A story of wolves living in northern forest and tundra. From the wolves’ viewpoint, but unlike any other book I’ve ever read about wolves. I was fairly riveted, but it took so long to read because of eye strain, and some technical issues (see below). I had to take breaks and read easier books or graphic novels here and there instead. The main character is a wolf who doesn’t really fit in well, to his strictly-ordered pack. Thinking outside the regimented norm is dangerous when survival is at issue. As he finds out even more keenly when ousted from the pack and living on his own. Barely survives at times, thrives in others. Has encounters with strange wolves, a fierce weasel, ravens and half-wild dogs. Travels long distances, faces down a rival, and meets a female unlike any he’s known back home. Then he starts a family but almost looses them, gets captured by humans, narrowly escapes but in a strange set of circumstances ends up in an uneasy partnership with a human in the wilderness. (Other wolves never quite believe him when he tells about this later on). He suffers greatly travelling to try and find his family again, not sure if they’re even alive. And in the end encounters other wolves with a risky, death-wish agenda: to kill as many humans as possible, in retaliation for what mankind has done to all animals. Led by his old rival. When they finally meet, he discovers they have more in common now, and form an uneasy truce- if they can survive it.
So much more than I can mention here! The story had a deeply-felt sense of culture among the wolves- the meaning of their songs (howls), the legends and stories shared (their own version of Red Riding Hood, Three Little Pigs, etc). A sense of the very landscape being alive. The inter-relationship with other wildlife. The keen communication via scent and sound, the shape and feel of the wind, the terrain, etc felt so vivid at times. There was also a very subtle but profound examination through the story, of what a complete paradigm shift in how a family approaches things can occur, and how difficult that is to navigate. I feel like I’m not quite stating that clearly, but it’s the best I can do now.
I don’t remember feeling this enthralled by the fox story (same author) but now I really want to read that one again. The rabbits one wasn’t quite as good either, which is kind of funny because some other readers say the opposite: that this one has inaccuracies in how it depicts wolf behavior and pack structure, whereas the rabbit and fox stories were better. I am not sure if it’s just been too long since I read the others, or I’m in a simpler state of mind now so overlooked things and appreciated this one better, or if I just know less about foxes and rabbits so wouldn’t pick those details out. Shrug. Does it matter? I enjoyed this.
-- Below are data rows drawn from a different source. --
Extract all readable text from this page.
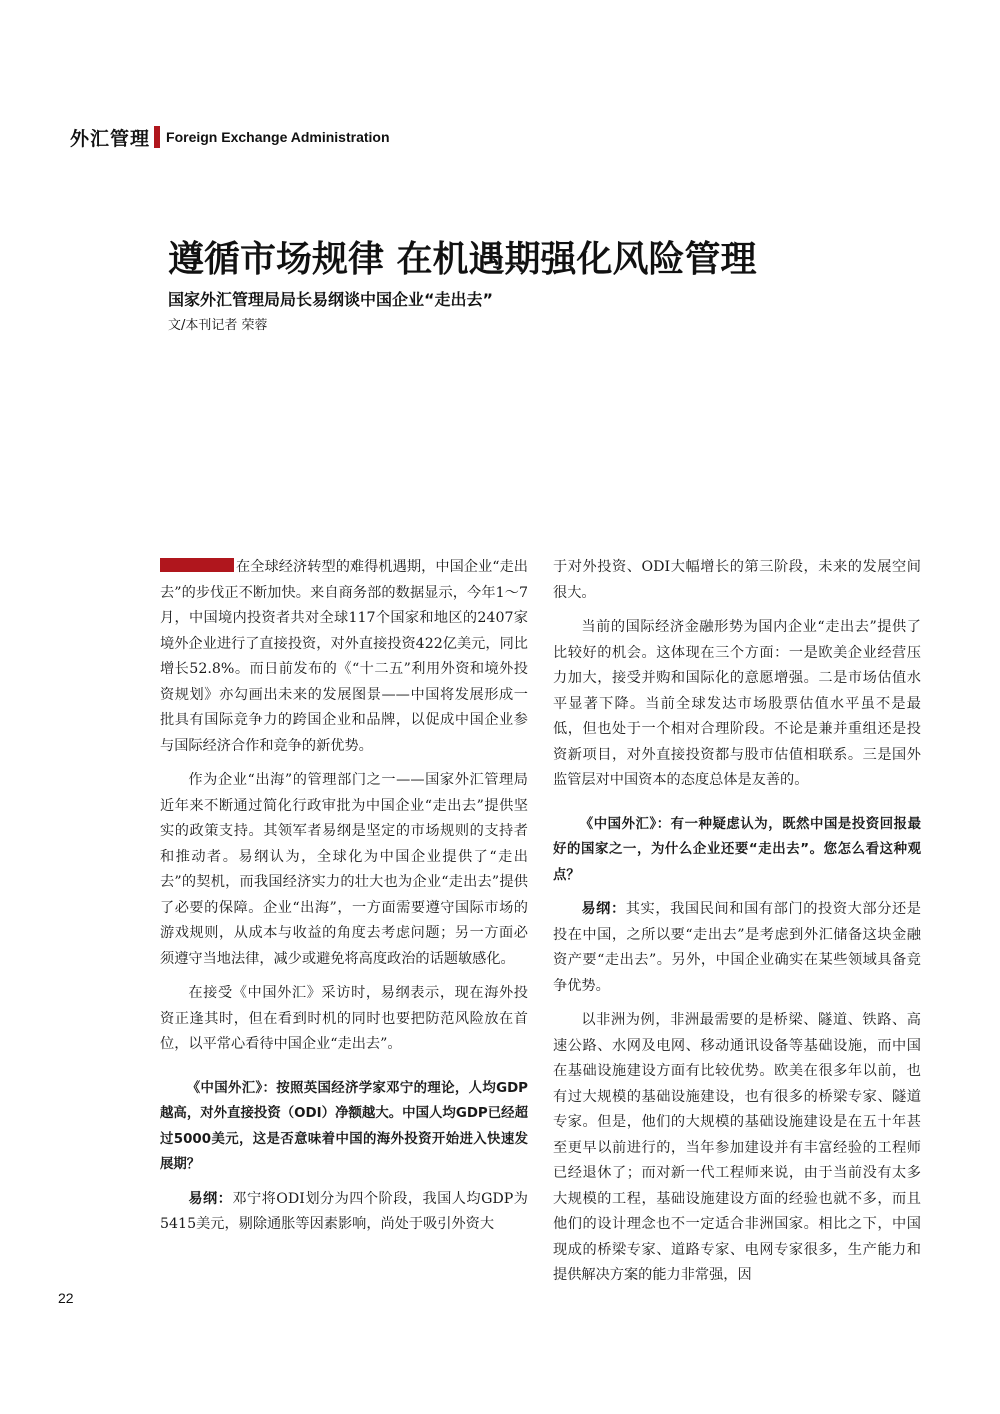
外汇管理 Foreign Exchange Administration
遵循市场规律 在机遇期强化风险管理
国家外汇管理局局长易纲谈中国企业“走出去”

文/本刊记者 荣蓉

在全球经济转型的难得机遇期，中国企业“走出去”的步伐正不断加快。来自商务部的数据显示，今年1～7月，中国境内投资者共对全球117个国家和地区的2407家境外企业进行了直接投资，对外直接投资422亿美元，同比增长52.8%。而日前发布的《“十二五”利用外资和境外投资规划》亦勾画出未来的发展图景——中国将发展形成一批具有国际竞争力的跨国企业和品牌，以促成中国企业参与国际经济合作和竞争的新优势。

作为企业“出海”的管理部门之一——国家外汇管理局近年来不断通过简化行政审批为中国企业“走出去”提供坚实的政策支持。其领军者易纲是坚定的市场规则的支持者和推动者。易纲认为，全球化为中国企业提供了“走出去”的契机，而我国经济实力的壮大也为企业“走出去”提供了必要的保障。企业“出海”，一方面需要遵守国际市场的游戏规则，从成本与收益的角度去考虑问题；另一方面必须遵守当地法律，减少或避免将高度政治的话题敏感化。

在接受《中国外汇》采访时，易纲表示，现在海外投资正逢其时，但在看到时机的同时也要把防范风险放在首位，以平常心看待中国企业“走出去”。

《中国外汇》：按照英国经济学家邓宁的理论，人均GDP越高，对外直接投资（ODI）净额越大。中国人均GDP已经超过5000美元，这是否意味着中国的海外投资开始进入快速发展期？

易纲：邓宁将ODI划分为四个阶段，我国人均GDP为5415美元，剔除通胀等因素影响，尚处于吸引外资大

于对外投资、ODI大幅增长的第三阶段，未来的发展空间很大。

当前的国际经济金融形势为国内企业“走出去”提供了比较好的机会。这体现在三个方面：一是欧美企业经营压力加大，接受并购和国际化的意愿增强。二是市场估值水平显著下降。当前全球发达市场股票估值水平虽不是最低，但也处于一个相对合理阶段。不论是兼并重组还是投资新项目，对外直接投资都与股市估值相联系。三是国外监管层对中国资本的态度总体是友善的。

《中国外汇》：有一种疑虑认为，既然中国是投资回报最好的国家之一，为什么企业还要“走出去”。您怎么看这种观点？

易纲：其实，我国民间和国有部门的投资大部分还是投在中国，之所以要“走出去”是考虑到外汇储备这块金融资产要“走出去”。另外，中国企业确实在某些领域具备竞争优势。

以非洲为例，非洲最需要的是桥梁、隧道、铁路、高速公路、水网及电网、移动通讯设备等基础设施，而中国在基础设施建设方面有比较优势。欧美在很多年以前，也有过大规模的基础设施建设，也有很多的桥梁专家、隧道专家。但是，他们的大规模的基础设施建设是在五十年甚至更早以前进行的，当年参加建设并有丰富经验的工程师已经退休了；而对新一代工程师来说，由于当前没有太多大规模的工程，基础设施建设方面的经验也就不多，而且他们的设计理念也不一定适合非洲国家。相比之下，中国现成的桥梁专家、道路专家、电网专家很多，生产能力和提供解决方案的能力非常强，因

22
I have a copy of this book on my e-reader. It had a few typos, but more annoying was that the page turning function didn’t work properly. I’d go to turn back one or two pages, and end up chapters away from where I started. Eventually figured out that if I skipped back to start of the previous chapter via the table of contents, and then moved ahead one page at a time, I could get back to my place. The bookmarking was unreliable too- sometimes it would save my place, sometimes not. Spent a lot of time just trying to return to where I’d left off reading, which was frustrating.
4 Responses
Huh I feel sure I read this one, but I can’t find my review of it… But it’s not even on GoodReads (I copy all my reviews there), so maybe I didn’t.
Weird about the technical issue! I’ve never encountered the page turning one. This one was published in 1990, so the ebook was probably a scan. I wonder if that had to do with the issue.
Glad you enjoyed it, it sounds interesting!
I really hope it was just this individual book, and not that my e-reader itself is starting to have problems. Discouragingly, I looked back and see that I had similar issues with Jaguar Princess- also on my e-reader. So dang, it might be the device itself.
Maybe something about your device with scanned books? Jaguar Princess was scanned from a physical book as well. Hopefully not your device!
Hope so too. It’s hard to tell. I’m not always sure which ones are scanned or not.